Summary: Worship means loving, with all our heart, soul, mind, and strength.
Are You A Multi-Dimensional Worshiper? Becoming A Festival pt. 3
Feb 15/16, 2003: Mark 12:28-34
After attending church one Sunday morning, a little boy knelt at his bedside that night and prayed, "Dear God, we had a good time at church today--but I wish you had been there!"
Let me assure you, God is here. And He longs for us to know that. He longs for us to open ourselves to express our love for Him. A big part of our preparation for each of our worship services is time in prayer specifically asking that God would enable us to be free to worship Him and express ourselves to Him, and in turn to receive back from God whatever He might desire us to hear, feel, or experience of Himself. God is here, and I believe that He desires us to worship Him more deeply, more expressively, more holistically. With all of ourselves.

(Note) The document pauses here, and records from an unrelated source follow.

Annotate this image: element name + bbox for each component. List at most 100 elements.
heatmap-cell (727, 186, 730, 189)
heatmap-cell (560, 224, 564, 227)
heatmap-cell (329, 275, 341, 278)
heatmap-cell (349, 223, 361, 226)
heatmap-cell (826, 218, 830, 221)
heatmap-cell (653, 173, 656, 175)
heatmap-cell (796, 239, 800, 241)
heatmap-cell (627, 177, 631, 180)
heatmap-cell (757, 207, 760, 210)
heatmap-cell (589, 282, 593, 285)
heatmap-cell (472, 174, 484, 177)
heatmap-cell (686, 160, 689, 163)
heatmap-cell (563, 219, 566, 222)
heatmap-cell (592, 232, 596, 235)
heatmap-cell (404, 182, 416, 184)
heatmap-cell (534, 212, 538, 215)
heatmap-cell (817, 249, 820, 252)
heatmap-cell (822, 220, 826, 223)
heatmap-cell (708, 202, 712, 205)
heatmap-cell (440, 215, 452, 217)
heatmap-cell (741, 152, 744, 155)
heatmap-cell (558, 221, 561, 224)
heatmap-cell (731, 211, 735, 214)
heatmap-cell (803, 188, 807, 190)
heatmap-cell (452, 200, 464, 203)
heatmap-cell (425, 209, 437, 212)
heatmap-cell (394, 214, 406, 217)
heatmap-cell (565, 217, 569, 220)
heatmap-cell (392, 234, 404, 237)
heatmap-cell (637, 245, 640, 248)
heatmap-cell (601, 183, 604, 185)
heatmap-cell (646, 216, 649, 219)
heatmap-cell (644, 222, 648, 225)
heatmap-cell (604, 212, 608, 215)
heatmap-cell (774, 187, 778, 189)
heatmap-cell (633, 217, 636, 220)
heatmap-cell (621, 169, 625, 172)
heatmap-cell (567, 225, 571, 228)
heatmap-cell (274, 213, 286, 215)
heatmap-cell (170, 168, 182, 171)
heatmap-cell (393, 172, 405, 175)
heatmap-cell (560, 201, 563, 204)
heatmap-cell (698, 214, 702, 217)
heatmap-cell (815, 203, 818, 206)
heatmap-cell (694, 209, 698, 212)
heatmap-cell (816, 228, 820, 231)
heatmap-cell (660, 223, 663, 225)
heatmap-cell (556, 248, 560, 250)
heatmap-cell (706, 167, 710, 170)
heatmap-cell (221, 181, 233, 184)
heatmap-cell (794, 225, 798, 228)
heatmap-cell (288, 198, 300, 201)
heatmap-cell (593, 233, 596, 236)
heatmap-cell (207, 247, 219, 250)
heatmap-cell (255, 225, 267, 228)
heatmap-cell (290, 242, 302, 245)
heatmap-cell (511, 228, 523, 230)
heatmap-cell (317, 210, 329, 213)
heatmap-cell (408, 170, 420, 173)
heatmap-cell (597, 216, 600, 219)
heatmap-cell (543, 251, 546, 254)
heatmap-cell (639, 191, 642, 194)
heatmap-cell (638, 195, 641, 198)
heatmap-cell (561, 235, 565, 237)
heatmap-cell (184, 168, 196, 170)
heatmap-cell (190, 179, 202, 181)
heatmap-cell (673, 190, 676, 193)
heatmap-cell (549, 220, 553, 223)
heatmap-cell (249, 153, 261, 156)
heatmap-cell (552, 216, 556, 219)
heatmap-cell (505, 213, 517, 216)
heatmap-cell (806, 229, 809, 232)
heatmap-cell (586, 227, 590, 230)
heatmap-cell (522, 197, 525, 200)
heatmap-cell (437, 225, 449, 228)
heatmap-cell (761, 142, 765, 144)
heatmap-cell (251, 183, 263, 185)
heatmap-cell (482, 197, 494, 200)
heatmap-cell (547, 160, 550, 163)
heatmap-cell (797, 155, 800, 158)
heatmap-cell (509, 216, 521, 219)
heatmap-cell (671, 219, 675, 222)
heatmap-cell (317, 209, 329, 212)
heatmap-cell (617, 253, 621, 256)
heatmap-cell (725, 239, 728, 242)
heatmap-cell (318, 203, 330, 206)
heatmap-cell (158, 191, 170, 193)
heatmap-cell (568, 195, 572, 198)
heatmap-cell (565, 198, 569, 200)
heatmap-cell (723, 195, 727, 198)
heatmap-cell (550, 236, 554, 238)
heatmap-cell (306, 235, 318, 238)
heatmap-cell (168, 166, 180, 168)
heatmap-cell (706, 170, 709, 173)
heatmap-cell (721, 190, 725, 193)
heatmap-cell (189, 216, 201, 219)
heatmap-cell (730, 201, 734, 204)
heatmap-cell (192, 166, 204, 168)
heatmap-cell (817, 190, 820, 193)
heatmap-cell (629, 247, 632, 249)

Context and a bit of review…
We have a vision for worship in our church – it is a vision of expression. The picture is of the church as a festival – meeting God, entering into His presence as we talked about last week in Hebrews 12, joining with angels and other Christians and even creation, and meeting God personally. And then we respond to Whom it is we have met. We respond to God. We learned last week that our response should be characterized by thankfulness, reverence, and awe. I want to say one further thing about that before looking today at Mark 12. I didn’t elaborate on what it might look like for us to worship with reverence and awe, for a couple of reasons including primarily the fact that the form of that response will be different for various groups of people that are part of our church. But there is one I would like to mention for all of us, and let me mention it as a request.
Could we agree together to make a greater effort to arrive on time? (put up picture). This is what our sanctuary looked like at 9:30 this morning, which is the time we start. This is what it looked like at 10:00 (put up picture). I know it isn’t a great characteristic of our culture, that punctuality isn’t highly valued. I know sometimes there are things that prevent us from being on time, and I don’t want to get rigid. But let me say it is difficult for us to worship when we come into a service part way through – when we rush in, things are already happening, and we scramble to catch our breath. It is also difficult (and frustrating, to be honest) to plan and to lead a service where the majority of people aren’t here until 20 minutes in – to call people to worship or have a moment of silent preparation as we did last week, or even to share announcements when there are only a handful of people to participate. I don’t want anyone to feel guilty or not welcome or anything like that. But could we agree to make a strong effort to be here, sitting down ready to worship, right at the beginning of the service? I think that alone would greatly enhance our worship individually and corporately. Could we agree to that?
We are pursuing a vision of worship as a church. We are seeking together to bring to God an offering of worship which is pleasing to Him and which, as a result, will change us. It is the purpose for which we were created. I want to look at Mark 12:28-34 as we seek God through His Word to discover how to be a festival. (read)
It’s a familiar story. Jesus is in the midst of an in-depth debate with the religious leaders of the day; they’ve been trying to catch Jesus in something He says, trying to trip Him up, get Him to teach Himself into a corner where they can then pounce on Him and discredit Him. We come to this story, where another one of the teachers of the law (likely having a similar status and function to a lawyer today) approaches Jesus with another question: which law is the most important? I like questions like that; they tend to help put things in perspective, to remind us in the midst of complexity of what the most critical parts are. Let me make several observations about worship out of this question and response, starting at the end:
The Most Important Part of Worship is Love (vs. 35):
This teacher comes to a critical conclusion at the end of the conversation with Jesus: loving God and loving others is more important than all burnt offerings and sacrifices.
I want us to catch what a radical statement this is from one of the “teachers of the law.” The purpose of that group of people was to guard and enforce all of the ritual commands – there were lots of them governing all aspects of life and conduct, and the ones they took most seriously were the worship commands – how to conduct the burnt offerings and sacrifices, which were at the heart of the outward expression of worship. We know from many of Jesus’ other conversations with the religious leaders that these external commands had superseded all other considerations – what was most important was that they looked right on the outside, that all the details were conducted exactly according to the “policy and procedures manual,” that people admired them for how “religious” they appeared to be. One of the major reasons Jesus conflicted with them was because of Jesus’ emphasis on the internal – on the state of the heart. This teacher seems to grasp this, and agrees with Jesus that the internal state of the person is more important than the outward form. “love is more important than all burnt offerings and sacrifices.” That is a very significant statement from this teacher, very radical.